Wir sollen jetzt für Informatik eine Abfrage programmieren mit Mysql und Eclipse. ( bin an der Uni und studiere Wirtschaftsingenieurwesen )

Die Datenbanken sollen in Mysql erstellt werden ( ca. 4 - 7 )
Die Abfrage soll über Eclipse laufen.

Jedoch soll beides so miteinander verknüpft sein, dass eine Veränderung erkannt wird.

z.B. bei einem Autohaus: Verknüpfung zwischenKunden, Produkten, Lieferanten...

Wie gehe ich denn das ganze an? Oder kann man sich das irgendwo erstellen lassen?


----------



## Supeq (26. Oktober 2010)

^^---^^


----------



## Supeq (26. Oktober 2010)

Zunächst brauchst du einen MySQL-Server, dazu installierst du am besten XAMPP.

Danach fehlt dir noch ein Datenbanktreiber (JDBC), den du in Eclipse einbindest.

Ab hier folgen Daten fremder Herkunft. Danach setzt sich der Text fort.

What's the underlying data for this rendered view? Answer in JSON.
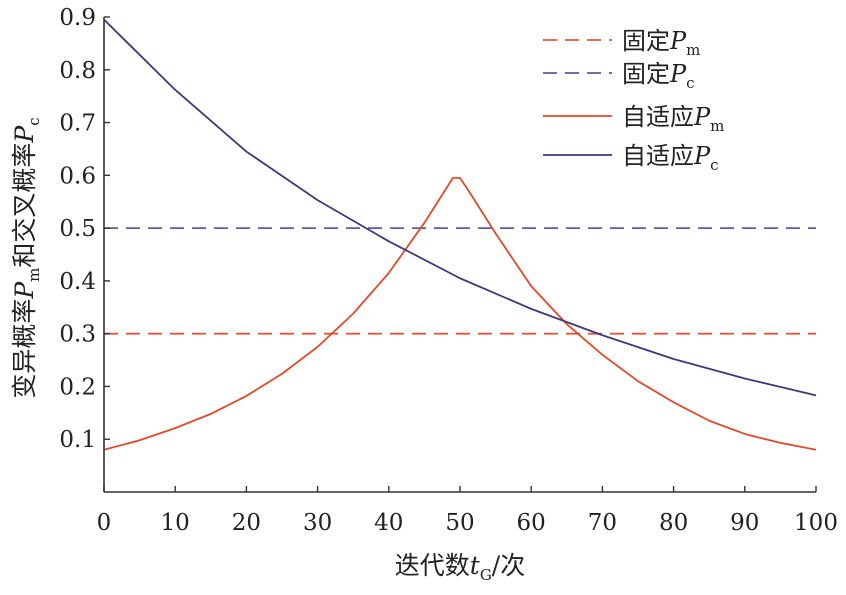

Jetzt musst du dir nurnoch in der JDBC API (JDBC downloads and specifications) und dem MySQL Handbuch die benötigten Funktionen raussuchen und umsetzen.

Allerdings find ichs schon krass dass ihr mal "nebenbei" ne Datenbank programmieren sollt, ich hatte dazu im Wirtschaftsinformatikstudium 2 Semester lang Vorlesungen zu dem Thema, wobei wir davor schon Programmier-Vorlesungen hatten.

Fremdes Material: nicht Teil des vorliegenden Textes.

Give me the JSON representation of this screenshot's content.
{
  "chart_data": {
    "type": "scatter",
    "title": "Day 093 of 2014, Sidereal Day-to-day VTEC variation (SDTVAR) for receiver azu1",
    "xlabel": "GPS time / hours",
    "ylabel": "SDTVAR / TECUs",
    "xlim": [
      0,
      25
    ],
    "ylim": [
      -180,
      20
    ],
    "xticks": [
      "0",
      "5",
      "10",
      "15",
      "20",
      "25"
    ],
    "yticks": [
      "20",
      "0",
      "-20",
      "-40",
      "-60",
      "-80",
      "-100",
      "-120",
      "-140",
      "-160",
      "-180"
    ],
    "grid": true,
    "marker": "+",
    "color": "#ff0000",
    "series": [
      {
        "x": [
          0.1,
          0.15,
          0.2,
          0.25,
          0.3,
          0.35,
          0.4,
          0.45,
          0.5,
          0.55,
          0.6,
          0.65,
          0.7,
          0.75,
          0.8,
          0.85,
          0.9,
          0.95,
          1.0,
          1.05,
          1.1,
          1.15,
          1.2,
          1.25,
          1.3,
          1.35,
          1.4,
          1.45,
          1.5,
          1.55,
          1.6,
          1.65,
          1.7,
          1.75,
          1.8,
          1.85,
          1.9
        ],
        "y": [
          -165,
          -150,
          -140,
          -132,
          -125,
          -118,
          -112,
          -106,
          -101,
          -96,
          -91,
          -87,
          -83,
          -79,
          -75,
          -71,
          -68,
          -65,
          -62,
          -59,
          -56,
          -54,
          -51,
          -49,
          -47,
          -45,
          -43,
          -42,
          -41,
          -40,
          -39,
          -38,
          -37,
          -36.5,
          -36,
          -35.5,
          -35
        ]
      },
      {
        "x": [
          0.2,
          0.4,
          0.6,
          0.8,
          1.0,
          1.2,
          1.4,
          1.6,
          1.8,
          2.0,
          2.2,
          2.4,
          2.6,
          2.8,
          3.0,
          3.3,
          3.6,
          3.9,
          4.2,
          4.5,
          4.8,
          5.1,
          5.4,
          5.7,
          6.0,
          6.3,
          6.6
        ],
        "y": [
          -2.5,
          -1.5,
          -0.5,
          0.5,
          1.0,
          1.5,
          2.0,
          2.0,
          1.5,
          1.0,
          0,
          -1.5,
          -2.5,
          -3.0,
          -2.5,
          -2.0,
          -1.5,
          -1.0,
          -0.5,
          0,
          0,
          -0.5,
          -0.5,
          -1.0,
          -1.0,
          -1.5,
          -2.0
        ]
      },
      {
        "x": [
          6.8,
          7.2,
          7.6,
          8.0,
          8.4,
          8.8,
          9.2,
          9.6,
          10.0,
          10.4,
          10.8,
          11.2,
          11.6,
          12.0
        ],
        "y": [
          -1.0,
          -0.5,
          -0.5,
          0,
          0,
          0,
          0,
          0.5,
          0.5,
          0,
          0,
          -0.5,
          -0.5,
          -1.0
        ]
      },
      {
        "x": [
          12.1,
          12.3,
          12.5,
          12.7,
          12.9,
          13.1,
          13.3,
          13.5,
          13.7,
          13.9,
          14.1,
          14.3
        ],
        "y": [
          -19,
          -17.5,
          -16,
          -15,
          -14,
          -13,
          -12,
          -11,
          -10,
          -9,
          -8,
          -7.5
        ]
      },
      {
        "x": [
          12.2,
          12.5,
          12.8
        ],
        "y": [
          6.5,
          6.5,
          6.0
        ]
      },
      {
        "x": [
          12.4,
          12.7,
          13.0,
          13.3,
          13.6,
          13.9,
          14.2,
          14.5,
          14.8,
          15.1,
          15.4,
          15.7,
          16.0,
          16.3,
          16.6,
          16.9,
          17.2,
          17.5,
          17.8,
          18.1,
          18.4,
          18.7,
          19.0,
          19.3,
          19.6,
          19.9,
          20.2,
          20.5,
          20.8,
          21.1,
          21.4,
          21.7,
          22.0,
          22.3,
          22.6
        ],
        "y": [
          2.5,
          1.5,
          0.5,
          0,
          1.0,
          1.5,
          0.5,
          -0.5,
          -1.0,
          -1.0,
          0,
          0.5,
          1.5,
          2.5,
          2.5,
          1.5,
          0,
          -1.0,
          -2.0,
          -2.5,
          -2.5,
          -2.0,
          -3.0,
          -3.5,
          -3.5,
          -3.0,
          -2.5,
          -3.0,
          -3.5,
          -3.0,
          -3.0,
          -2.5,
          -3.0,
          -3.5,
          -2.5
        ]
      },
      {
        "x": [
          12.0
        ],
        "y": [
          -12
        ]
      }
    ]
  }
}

Ohne Vorkenntnisse wird das nicht ganz so einfach, aber ich wünsch dir viel Glück^^


----------



## Marki99 (26. Oktober 2010)

Also die Anwendungen sind schon alle vorinstalliert. Gibt es da vielleicht irgendwelche Handbücher auf deutsch?


----------



## TwilightAngel (26. Oktober 2010)

MySQL-Referenzhandbuch:
MySQL :: MySQL 5.1 Referenzhandbuch

Eclipse Tutorial:
Eclipse - Workshop - Schulung - Tutorial - Howto - Einführung

Entwickeln einer Datenbank (Vorgehensweise etc.):
Datenbanken entwickeln

Ich weiß gar nicht, warum alle denken, das Erstellen einer Datenbank sei  schwer. Aber vielleicht hab ich das auch "zu oft" gemacht. 
Das eigentliche Erstellen in MySQL ist relativ simpel, das schwierige  ist eher, sich vor dem Erstellen gedanken über die Struktur etc. zu  machen. 
Sieh dir daher ruhig mal den 3. Link an. Erspart dir später nämlich viel Zeit. 

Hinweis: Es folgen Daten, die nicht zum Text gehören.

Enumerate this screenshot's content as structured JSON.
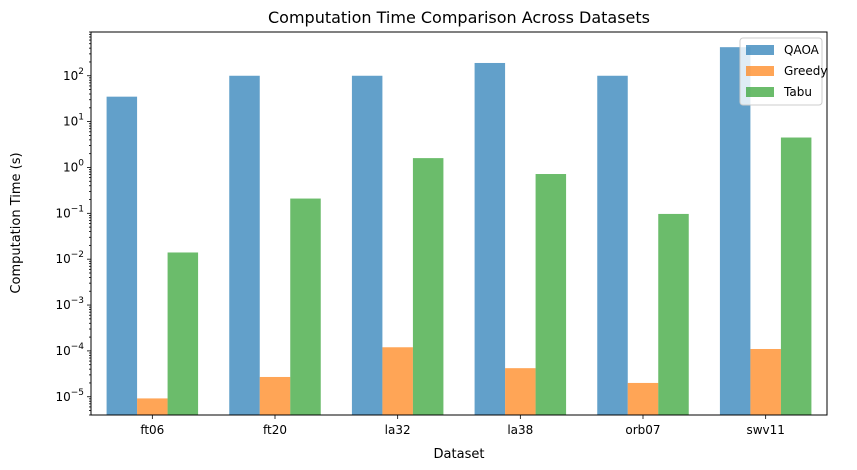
{
  "chart_data": {
    "type": "bar",
    "title": "Computation Time Comparison Across Datasets",
    "xlabel": "Dataset",
    "ylabel": "Computation Time (s)",
    "yscale": "log",
    "ylim": [
      4e-06,
      900
    ],
    "grid": false,
    "legend_position": "top-right",
    "categories": [
      "ft06",
      "ft20",
      "la32",
      "la38",
      "orb07",
      "swv11"
    ],
    "series": [
      {
        "name": "QAOA",
        "color": "#1f77b4",
        "values": [
          35,
          100,
          100,
          190,
          100,
          420
        ]
      },
      {
        "name": "Greedy",
        "color": "#ff7f0e",
        "values": [
          9.2e-06,
          2.7e-05,
          0.00012,
          4.2e-05,
          2e-05,
          0.00011
        ]
      },
      {
        "name": "Tabu",
        "color": "#2ca02c",
        "values": [
          0.014,
          0.21,
          1.6,
          0.72,
          0.097,
          4.5
        ]
      }
    ],
    "y_tick_labels": [
      {
        "base": "10",
        "exp": "−5"
      },
      {
        "base": "10",
        "exp": "−4"
      },
      {
        "base": "10",
        "exp": "−3"
      },
      {
        "base": "10",
        "exp": "−2"
      },
      {
        "base": "10",
        "exp": "−1"
      },
      {
        "base": "10",
        "exp": "0"
      },
      {
        "base": "10",
        "exp": "1"
      },
      {
        "base": "10",
        "exp": "2"
      }
    ]
  }
}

Eclipse kenne ich allerdings nicht, das Tutorial sah beim Überfliegen  aber brauchbar aus.


----------



## Supeq (26. Oktober 2010)

Das MySQL Handbuch gibts auf deutsch, besonders der Abschnitt "JDBC" sollte für dich interessant sein^^


----------



## Marki99 (26. Oktober 2010)

Danke für die schnellen Infos!


----------